Mark: So look, we’ve got a few minutes left here and so much information. Both you and Chris, thank you so much. A couple of questions that I think are relevant and important and I think will be beneficial for everybody. First one is, what happens if you do this wrong?
Chris: Well, eventually, the people that you’ve produced the information to, people will figure it out. And so it’s important to make sure you get it right, but also if there’s things you aren’t sure of, you should make that clear in your representation whether it’s to customers or regulators. I always stress to the clients that it seems obvious, but we need to be accurate with what we’re saying. If we can’t be accurate, we should explain what it is that we don’t know. I think that will go a long way. If you do have something that turns out to be totally different or wrong, if you weren’t so adamant about being 100% right and knowing everything, then it gives you a little bit of grace if you have to go back and correct or adjust what you said before. Does that answer your question?

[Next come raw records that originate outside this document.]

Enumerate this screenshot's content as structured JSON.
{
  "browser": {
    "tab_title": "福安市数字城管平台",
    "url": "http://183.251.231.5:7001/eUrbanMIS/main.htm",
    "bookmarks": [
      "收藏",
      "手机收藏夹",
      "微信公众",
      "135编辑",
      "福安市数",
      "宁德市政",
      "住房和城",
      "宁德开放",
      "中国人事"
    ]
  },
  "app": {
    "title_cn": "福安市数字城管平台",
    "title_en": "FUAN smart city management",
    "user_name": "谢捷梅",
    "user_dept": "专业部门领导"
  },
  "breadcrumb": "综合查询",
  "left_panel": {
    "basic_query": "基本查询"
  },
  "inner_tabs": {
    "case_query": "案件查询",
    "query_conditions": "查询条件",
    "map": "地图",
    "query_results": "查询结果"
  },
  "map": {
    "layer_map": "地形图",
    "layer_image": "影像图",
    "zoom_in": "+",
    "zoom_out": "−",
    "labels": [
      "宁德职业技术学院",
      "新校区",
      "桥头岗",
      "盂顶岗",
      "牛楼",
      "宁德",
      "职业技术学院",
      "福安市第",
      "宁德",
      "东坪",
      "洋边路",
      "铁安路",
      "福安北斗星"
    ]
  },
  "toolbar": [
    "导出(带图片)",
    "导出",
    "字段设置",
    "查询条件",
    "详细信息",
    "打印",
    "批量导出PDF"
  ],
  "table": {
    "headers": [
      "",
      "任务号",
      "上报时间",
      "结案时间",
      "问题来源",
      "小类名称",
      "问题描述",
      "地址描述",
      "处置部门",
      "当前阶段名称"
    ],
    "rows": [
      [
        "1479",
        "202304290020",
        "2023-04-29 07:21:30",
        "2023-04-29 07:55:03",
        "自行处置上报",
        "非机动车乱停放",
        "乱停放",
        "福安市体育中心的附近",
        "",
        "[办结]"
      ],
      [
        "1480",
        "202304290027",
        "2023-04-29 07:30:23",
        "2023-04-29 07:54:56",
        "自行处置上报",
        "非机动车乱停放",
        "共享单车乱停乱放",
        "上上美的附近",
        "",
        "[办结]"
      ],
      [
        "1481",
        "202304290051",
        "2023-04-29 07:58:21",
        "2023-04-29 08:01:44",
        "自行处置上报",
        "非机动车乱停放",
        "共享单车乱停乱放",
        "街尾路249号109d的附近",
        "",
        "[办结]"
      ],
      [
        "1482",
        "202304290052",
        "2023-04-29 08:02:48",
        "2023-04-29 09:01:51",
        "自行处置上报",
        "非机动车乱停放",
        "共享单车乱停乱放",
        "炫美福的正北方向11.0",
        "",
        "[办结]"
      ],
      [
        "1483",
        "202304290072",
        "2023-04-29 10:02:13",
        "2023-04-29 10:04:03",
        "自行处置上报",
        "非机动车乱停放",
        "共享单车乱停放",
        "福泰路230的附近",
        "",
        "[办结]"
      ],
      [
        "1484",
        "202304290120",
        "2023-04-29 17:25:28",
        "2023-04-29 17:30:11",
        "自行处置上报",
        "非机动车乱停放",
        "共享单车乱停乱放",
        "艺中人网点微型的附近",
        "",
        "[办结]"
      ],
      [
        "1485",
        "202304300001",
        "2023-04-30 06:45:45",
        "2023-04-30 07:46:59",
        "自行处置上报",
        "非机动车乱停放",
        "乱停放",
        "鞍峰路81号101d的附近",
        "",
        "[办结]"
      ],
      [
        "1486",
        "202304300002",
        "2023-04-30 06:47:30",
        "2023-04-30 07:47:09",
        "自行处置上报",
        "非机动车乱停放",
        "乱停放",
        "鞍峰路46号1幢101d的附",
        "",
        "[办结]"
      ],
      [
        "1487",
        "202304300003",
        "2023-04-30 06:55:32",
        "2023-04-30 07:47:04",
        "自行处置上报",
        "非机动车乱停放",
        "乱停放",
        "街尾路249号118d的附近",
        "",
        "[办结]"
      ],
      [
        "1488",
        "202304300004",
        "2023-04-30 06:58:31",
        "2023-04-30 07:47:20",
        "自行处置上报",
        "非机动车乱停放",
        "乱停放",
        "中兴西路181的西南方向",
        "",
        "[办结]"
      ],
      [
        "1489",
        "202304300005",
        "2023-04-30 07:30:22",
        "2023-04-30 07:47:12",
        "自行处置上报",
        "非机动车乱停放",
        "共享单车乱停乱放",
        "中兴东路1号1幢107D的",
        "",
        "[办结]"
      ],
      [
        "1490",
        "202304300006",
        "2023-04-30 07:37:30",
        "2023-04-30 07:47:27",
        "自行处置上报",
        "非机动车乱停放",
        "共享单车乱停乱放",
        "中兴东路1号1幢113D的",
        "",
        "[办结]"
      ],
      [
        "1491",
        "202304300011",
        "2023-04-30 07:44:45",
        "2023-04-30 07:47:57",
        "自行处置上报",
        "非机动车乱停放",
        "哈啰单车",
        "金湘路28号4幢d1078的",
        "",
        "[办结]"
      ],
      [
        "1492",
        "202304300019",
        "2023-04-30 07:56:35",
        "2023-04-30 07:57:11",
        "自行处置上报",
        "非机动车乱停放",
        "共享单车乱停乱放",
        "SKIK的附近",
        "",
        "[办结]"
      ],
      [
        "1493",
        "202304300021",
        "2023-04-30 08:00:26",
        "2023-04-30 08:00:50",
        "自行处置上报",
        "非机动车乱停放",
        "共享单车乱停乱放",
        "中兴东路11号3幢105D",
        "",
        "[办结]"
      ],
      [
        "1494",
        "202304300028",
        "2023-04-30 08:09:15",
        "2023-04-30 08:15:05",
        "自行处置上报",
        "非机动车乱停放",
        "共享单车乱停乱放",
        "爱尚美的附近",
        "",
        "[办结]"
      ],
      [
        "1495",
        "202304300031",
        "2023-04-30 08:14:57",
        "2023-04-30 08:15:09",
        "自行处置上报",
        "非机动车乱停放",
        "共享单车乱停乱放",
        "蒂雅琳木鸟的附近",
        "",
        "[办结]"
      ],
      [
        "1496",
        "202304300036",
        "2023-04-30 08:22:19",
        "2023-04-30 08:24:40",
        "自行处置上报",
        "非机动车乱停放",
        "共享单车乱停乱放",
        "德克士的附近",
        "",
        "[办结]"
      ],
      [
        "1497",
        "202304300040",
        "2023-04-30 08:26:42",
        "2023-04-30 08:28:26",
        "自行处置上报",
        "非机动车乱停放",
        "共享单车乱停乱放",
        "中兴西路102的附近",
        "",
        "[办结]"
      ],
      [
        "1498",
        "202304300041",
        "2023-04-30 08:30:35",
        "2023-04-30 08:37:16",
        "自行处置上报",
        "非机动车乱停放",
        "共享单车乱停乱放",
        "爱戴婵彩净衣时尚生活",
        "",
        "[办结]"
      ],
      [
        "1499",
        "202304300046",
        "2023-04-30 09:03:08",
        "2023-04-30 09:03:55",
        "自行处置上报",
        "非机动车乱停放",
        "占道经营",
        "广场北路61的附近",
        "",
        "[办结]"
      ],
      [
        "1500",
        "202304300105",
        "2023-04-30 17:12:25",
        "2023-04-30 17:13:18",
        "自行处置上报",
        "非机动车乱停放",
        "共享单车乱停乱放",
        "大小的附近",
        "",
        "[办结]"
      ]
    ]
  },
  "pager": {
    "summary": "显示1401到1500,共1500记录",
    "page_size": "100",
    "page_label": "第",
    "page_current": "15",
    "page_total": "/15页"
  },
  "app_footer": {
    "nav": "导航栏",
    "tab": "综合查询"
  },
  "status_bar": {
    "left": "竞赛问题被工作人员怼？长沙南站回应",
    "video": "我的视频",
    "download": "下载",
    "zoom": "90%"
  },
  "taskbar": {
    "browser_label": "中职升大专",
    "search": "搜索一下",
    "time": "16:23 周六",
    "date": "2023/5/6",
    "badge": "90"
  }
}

Mark: It does, yeah. We have a couple minutes left here. Like I said, thank you, everybody. We’re going to do a wrap up with some final thoughts. There were a lot of questions that were submitted, but unfortunately, we couldn’t get to most of them. We will reply to those and post them on the BIA blog and make sure everybody has a copy of those. Ryan, any final thoughts before we conclude here?
Ryan: Yeah. Just really quick, got three points just to reiterate. Teamwork and cooperation are vital. Communication between and amongst the team and clarity in that communication is absolutely mandatory. And then having a planned workflow but having some flexibility in that workflow will predispose you towards success.
Mark: Excellent. Chris, any final thoughts on your end?
Chris: Yeah. I think we used to say an ounce of prevention is worth a pound of cure. I think we’re past the point where we can prevent a breach from happening, it’s inevitable. I like to say now that an ounce of preparation is worth a pound of cure. The more you can prepare and understand what you’ve got and what you’re dealing with before it happens, and even simulate that through tabletop exercises or other things, then the better you can be. The more prepared, the easier it is to deal with when the data breach occurs.
Mark: Excellent. So we’re going to end our data breach webinar on time. I would like to thank ACEDS and every single one of you for attending and being part of this today. Thanks to Ryan Bilbrey, thank you to Chris Dix. And we will see you, hopefully, not when you have your next data breach, but certainly on our next webinar. Thanks for attending everybody, have a great day.